Sa menace d'imposer des droits de douane de 10% sur certains produits inquiète. (Photo: La Presse canadienne)
EXPERT INVITÉ. Les États-Unis ont finalement élu Donald Trump à sa présidence. Depuis, un fort vent d’incertitude souffle sur l’économie canadienne et québécoise alors que bon nombre d’entreprises s’inquiètent de ses menaces d’imposer des droits de douane de 10% sur tous les produits importés en sol américain, peu importe le pays d’origine.
Cette menace est-elle réelle? Rien n’est moins sûr. D’abord, parce qu’il est possible qu’il ne puisse pas mettre en œuvre toutes les promesses de son agenda politique et économique. Mais aussi, parce que certaines mesures annoncées pendant sa campagne électorale auraient un effet mitigé sur notre économie. Si l’imposition de tarifs pouvait freiner les échanges commerciaux entre les deux pays, d’autres propositions devraient par ailleurs stimuler la croissance des deux côtés de la frontière.
Des droits de douane auraient sans aucun doute pour effet de perturber non seulement l’économie canadienne, mais aussi le commerce mondial. Les tarifs de 10% imposés au Canada pourraient toutefois s’avérer une stratégie américaine et ainsi faire l’objet de négociations, notamment dans l’optique de la renégociation de l’accord sur le libre-échange liant le Canada, les États-Unis et le Mexique, prévue en 2026. Rappelons-nous par ailleurs que la renégociation de 2018, survenue pendant le premier mandat de Donald Trump, n’avait pas modifié en profondeur l’entente originale signée en 1994 et avait eu très peu de répercussions sur l’économie canadienne et québécoise.
Réduction du PIB de 0,3%
Si la nouvelle administration américaine allait néanmoins de l’avant avec l’imposition de tarifs douaniers de 10%, cela entraînerait une réduction du PIB canadien de 7 milliards de dollars l’année, soit une baisse de 0,3% par rapport au scénario de base. Un tel recul de l’activité économique, qui se traduirait aussi par la perte d’environ 20 000 emplois au Canada, n’est donc pas si dramatique et inquiétant qu’il n’y paraît.
Bien sûr, certaines industries seraient plus touchées que d’autres. Certains secteurs d’activité pourraient toutefois bénéficier d’exceptions, en raison de l’étroite intégration de la chaîne d’approvisionnement entre les deux pays. Au cours de son premier mandat, Donald Trump n’avait pas imposé de droits de douane sur le commerce de l’énergie et il y a tout lieu de croire que ce secteur serait à nouveau épargné. Donald Trump avait d’ailleurs soutenu l’expansion de l’oléoduc Keystone XL, qui aurait permis d’acheminer davantage de pétrole brut de l’Ouest canadien vers les États-Unis.

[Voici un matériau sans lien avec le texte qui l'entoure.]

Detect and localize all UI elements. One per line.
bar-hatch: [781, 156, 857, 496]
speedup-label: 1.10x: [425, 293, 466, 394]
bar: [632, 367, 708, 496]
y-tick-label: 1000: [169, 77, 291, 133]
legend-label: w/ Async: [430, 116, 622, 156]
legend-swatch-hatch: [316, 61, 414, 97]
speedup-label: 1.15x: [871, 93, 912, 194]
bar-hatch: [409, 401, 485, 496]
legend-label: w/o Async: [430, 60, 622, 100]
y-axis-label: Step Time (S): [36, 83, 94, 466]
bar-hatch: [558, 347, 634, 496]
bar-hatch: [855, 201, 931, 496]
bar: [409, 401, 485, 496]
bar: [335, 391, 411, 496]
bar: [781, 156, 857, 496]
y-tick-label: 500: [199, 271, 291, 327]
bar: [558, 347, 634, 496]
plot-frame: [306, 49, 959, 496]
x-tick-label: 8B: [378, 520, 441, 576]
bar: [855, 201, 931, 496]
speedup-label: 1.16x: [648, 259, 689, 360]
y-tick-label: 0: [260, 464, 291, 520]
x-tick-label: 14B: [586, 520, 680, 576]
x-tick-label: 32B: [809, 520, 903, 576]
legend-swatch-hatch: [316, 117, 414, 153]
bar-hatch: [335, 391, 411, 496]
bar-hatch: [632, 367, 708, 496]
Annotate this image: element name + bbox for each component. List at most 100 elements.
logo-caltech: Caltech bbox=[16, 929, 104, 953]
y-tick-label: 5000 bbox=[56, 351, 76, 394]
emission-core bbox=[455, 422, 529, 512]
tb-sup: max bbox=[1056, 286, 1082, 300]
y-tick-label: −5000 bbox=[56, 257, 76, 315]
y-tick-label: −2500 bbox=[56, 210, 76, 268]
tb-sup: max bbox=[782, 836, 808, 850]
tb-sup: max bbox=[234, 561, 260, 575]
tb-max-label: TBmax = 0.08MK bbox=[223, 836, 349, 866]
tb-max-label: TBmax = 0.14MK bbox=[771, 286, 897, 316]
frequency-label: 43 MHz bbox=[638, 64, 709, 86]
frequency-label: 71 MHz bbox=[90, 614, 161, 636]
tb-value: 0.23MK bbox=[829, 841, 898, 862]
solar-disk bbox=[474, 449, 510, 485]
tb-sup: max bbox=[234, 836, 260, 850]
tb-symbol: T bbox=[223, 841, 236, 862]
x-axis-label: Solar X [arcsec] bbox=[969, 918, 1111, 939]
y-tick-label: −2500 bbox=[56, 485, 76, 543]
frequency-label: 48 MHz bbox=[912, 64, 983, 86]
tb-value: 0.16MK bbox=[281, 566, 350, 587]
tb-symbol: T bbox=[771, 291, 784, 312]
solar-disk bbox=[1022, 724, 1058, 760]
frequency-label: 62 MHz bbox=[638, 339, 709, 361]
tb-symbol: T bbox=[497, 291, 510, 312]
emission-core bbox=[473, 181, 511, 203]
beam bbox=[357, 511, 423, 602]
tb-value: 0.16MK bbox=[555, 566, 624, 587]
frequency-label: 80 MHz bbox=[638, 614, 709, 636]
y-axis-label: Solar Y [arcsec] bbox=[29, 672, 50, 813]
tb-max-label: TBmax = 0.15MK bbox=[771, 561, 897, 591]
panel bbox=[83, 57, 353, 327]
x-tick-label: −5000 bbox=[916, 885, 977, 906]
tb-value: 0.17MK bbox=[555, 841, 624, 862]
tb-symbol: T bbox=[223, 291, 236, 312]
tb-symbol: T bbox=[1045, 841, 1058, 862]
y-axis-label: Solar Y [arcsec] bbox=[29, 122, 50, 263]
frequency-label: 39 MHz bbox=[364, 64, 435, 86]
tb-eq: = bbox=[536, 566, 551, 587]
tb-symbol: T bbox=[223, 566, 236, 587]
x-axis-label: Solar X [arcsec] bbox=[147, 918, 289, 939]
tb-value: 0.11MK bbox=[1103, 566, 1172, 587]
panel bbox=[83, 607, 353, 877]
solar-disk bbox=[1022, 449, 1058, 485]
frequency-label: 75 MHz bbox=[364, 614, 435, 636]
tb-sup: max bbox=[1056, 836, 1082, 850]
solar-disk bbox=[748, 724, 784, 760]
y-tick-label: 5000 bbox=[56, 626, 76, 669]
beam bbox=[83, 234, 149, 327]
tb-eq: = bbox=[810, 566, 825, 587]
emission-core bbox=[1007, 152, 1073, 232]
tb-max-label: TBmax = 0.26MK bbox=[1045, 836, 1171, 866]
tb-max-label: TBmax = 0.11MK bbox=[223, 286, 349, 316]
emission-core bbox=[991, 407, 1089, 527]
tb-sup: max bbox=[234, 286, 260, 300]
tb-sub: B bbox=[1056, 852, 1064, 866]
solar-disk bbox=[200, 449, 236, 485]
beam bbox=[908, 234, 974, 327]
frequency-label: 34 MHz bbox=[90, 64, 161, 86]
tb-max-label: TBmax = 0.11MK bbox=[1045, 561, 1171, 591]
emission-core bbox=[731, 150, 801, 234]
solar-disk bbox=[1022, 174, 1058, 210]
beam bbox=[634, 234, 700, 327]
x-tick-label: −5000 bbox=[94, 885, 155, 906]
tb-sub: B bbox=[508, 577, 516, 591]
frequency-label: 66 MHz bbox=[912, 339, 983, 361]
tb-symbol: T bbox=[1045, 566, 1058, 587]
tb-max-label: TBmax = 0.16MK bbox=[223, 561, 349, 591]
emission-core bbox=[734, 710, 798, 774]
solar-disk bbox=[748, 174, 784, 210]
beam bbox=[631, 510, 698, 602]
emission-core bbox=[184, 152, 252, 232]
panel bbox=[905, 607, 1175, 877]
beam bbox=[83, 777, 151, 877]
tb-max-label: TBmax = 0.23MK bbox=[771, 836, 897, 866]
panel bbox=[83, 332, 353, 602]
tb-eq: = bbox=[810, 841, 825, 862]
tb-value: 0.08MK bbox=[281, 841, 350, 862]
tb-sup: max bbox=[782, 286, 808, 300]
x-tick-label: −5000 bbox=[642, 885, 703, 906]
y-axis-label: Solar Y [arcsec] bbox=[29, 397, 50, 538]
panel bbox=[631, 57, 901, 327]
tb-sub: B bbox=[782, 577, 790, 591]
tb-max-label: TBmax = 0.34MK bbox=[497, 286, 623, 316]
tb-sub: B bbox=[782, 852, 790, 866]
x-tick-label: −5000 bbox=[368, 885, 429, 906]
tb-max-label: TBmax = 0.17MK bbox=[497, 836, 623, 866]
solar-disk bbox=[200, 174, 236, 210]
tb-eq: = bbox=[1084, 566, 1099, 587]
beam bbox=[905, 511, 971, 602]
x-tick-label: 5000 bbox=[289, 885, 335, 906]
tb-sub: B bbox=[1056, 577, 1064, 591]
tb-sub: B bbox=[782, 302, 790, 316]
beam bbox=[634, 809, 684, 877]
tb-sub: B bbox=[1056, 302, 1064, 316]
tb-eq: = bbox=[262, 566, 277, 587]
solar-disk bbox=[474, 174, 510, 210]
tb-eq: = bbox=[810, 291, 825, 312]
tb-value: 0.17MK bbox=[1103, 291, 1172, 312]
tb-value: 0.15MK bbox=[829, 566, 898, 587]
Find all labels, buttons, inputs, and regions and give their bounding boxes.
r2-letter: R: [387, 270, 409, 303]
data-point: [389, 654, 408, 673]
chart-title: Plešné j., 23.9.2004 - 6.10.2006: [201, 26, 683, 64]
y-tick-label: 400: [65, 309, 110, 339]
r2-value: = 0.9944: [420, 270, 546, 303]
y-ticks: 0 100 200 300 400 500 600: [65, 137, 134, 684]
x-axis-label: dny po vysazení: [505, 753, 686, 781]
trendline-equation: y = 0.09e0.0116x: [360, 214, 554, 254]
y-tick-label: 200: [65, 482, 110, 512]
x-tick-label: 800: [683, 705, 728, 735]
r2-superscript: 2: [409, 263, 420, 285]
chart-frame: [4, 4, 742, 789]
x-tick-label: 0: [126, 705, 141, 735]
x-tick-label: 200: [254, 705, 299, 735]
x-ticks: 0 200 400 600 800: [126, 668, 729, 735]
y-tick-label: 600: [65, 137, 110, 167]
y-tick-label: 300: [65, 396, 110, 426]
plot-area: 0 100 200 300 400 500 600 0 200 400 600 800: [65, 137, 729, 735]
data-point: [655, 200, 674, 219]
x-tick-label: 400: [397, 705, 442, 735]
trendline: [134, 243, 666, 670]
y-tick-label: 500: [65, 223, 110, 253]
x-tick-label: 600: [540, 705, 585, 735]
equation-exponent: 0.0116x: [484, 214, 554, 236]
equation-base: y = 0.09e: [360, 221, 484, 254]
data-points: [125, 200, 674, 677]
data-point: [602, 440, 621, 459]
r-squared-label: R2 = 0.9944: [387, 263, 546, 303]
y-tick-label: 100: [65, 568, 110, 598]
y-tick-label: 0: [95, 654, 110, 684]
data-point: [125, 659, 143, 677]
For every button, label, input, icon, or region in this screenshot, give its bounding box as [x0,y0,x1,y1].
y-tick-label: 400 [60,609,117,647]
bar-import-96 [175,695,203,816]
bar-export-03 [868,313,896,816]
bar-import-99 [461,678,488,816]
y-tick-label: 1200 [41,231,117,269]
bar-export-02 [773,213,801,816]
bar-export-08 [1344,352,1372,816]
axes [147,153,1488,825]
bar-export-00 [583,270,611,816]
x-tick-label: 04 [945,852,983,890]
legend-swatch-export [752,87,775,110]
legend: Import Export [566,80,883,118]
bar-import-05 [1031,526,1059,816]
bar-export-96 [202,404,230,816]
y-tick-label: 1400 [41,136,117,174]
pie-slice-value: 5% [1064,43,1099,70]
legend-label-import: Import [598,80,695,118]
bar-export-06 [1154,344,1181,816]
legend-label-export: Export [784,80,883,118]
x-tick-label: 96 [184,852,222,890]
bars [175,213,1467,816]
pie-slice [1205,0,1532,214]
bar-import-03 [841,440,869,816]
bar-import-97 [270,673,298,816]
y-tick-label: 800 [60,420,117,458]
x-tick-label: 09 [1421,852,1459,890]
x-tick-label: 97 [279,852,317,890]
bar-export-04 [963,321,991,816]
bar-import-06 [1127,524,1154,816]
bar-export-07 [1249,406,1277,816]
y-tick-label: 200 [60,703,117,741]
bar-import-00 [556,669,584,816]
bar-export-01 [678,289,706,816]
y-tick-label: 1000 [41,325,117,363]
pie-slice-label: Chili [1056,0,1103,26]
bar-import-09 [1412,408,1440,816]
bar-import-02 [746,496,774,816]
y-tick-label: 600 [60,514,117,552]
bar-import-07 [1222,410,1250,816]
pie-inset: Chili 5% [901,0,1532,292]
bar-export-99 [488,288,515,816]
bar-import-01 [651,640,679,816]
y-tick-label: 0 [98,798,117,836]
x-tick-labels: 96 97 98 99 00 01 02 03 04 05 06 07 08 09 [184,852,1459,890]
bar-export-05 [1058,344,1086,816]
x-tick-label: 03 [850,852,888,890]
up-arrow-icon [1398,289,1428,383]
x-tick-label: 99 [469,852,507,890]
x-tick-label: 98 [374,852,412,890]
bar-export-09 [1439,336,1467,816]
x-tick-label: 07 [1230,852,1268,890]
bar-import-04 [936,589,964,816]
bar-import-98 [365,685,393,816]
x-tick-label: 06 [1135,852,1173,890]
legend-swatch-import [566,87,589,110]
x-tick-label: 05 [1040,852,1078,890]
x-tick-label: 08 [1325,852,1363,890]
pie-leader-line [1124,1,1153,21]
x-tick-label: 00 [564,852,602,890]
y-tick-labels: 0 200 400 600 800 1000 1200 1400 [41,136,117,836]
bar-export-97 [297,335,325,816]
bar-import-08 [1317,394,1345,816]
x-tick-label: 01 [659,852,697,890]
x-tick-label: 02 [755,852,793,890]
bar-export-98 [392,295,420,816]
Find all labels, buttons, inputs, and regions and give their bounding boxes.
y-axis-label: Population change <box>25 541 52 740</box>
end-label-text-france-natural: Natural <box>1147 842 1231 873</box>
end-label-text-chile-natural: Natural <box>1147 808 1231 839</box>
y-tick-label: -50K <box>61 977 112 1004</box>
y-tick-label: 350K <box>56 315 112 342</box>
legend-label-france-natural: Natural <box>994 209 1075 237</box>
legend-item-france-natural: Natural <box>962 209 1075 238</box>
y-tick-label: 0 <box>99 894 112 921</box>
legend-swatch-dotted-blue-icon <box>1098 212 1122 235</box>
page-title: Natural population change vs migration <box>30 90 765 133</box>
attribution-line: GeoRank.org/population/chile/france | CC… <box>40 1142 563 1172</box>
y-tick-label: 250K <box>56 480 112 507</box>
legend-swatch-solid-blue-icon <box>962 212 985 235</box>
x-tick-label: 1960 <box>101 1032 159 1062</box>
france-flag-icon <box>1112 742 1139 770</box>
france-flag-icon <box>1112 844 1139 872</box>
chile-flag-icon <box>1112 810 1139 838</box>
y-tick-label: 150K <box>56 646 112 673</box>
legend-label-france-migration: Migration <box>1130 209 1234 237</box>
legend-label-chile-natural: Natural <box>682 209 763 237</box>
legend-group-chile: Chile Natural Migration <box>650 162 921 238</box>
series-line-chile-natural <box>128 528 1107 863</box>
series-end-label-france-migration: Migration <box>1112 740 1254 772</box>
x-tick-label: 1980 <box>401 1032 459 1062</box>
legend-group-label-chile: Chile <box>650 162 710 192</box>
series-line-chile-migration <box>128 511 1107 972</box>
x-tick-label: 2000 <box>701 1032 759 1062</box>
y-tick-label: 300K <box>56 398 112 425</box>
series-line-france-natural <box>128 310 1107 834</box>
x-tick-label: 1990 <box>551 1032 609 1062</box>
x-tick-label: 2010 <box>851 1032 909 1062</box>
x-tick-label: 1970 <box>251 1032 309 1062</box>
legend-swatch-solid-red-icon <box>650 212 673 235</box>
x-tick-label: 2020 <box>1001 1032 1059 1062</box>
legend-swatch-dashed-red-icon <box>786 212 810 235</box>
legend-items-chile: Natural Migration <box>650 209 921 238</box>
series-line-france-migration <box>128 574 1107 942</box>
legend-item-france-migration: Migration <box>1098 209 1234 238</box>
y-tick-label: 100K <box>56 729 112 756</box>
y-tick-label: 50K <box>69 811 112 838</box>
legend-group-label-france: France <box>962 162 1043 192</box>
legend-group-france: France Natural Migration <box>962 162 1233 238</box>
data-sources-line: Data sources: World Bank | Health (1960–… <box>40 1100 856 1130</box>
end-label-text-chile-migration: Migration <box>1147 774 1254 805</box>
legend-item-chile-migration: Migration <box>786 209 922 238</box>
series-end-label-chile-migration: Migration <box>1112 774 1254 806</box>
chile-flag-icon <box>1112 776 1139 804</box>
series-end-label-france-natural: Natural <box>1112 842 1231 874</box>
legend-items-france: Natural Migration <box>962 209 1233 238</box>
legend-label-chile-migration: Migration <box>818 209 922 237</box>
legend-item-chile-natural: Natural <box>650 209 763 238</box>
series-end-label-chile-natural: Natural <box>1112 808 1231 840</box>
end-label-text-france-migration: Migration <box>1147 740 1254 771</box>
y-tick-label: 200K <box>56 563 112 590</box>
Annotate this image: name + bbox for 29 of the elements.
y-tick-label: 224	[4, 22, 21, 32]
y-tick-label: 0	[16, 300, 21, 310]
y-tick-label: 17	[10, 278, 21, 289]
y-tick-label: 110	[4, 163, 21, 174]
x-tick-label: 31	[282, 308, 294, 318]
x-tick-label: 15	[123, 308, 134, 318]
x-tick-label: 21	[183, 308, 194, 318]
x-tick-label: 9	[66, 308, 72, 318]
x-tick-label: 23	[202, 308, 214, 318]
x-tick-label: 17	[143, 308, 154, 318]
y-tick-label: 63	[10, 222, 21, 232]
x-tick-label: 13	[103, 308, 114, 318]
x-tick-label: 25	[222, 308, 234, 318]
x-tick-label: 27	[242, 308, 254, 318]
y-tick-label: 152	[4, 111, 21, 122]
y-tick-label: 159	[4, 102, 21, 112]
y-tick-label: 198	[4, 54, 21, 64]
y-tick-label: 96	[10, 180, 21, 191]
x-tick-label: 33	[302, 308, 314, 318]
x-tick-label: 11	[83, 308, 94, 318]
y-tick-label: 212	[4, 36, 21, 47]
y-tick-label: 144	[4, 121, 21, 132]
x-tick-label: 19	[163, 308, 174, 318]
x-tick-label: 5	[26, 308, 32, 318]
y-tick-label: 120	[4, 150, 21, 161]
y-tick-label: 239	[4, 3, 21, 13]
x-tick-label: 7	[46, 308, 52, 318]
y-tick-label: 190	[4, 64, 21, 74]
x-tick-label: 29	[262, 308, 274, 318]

Autre rappel: l’imposition par les États-Unis d’une surtaxe de 10% sur les importations d’aluminium et de 25% sur l’acier, pendant le premier séjour du nouveau président à la Maison-Blanche, avait certainement eu des conséquences sur ces industries, mais l’ensemble de l’économie canadienne s’en était toutefois très peu ressentie.
Il importe aussi de mettre certaines choses en perspectives. Il est vrai que les États-Unis accaparent plus de 70% des produits québécois et canadiens expédiés à l’international. Mais, soulignons qu’il n’y a seulement que 10% des entreprises au pays qui exportent. Donc, encore là, l’imposition de tarifs de 10% toucherait assurément des entreprises et des secteurs d’activité, mais l’effet sur l’ensemble de l’économie ne serait pas catastrophique.
Il importe aussi de mentionner que l’imposition de tarifs de 10% serait en partie compensée par la faiblesse du dollar canadien qui, déjà en chute libre depuis quelques mois, risque même de glisser sous le seuil des 70 cents.
Enfin, le gouvernement Trump prévoit d’importantes baisses d’impôts pour les travailleurs américains. Or, ces réductions entraîneraient donc une augmentation des dépenses de consommation, ce qui se traduirait par une croissance de l’activité économique aux États-Unis, laquelle viendrait du même coup soutenir nos exportations et notre croissance.
Voilà autant de raisons de croire que, malgré des inquiétudes bien légitimes, l’arrivée de Donald Trump à la Maison-Blanche pourrait ne pas avoir des effets économiques aussi néfastes qu’anticipés.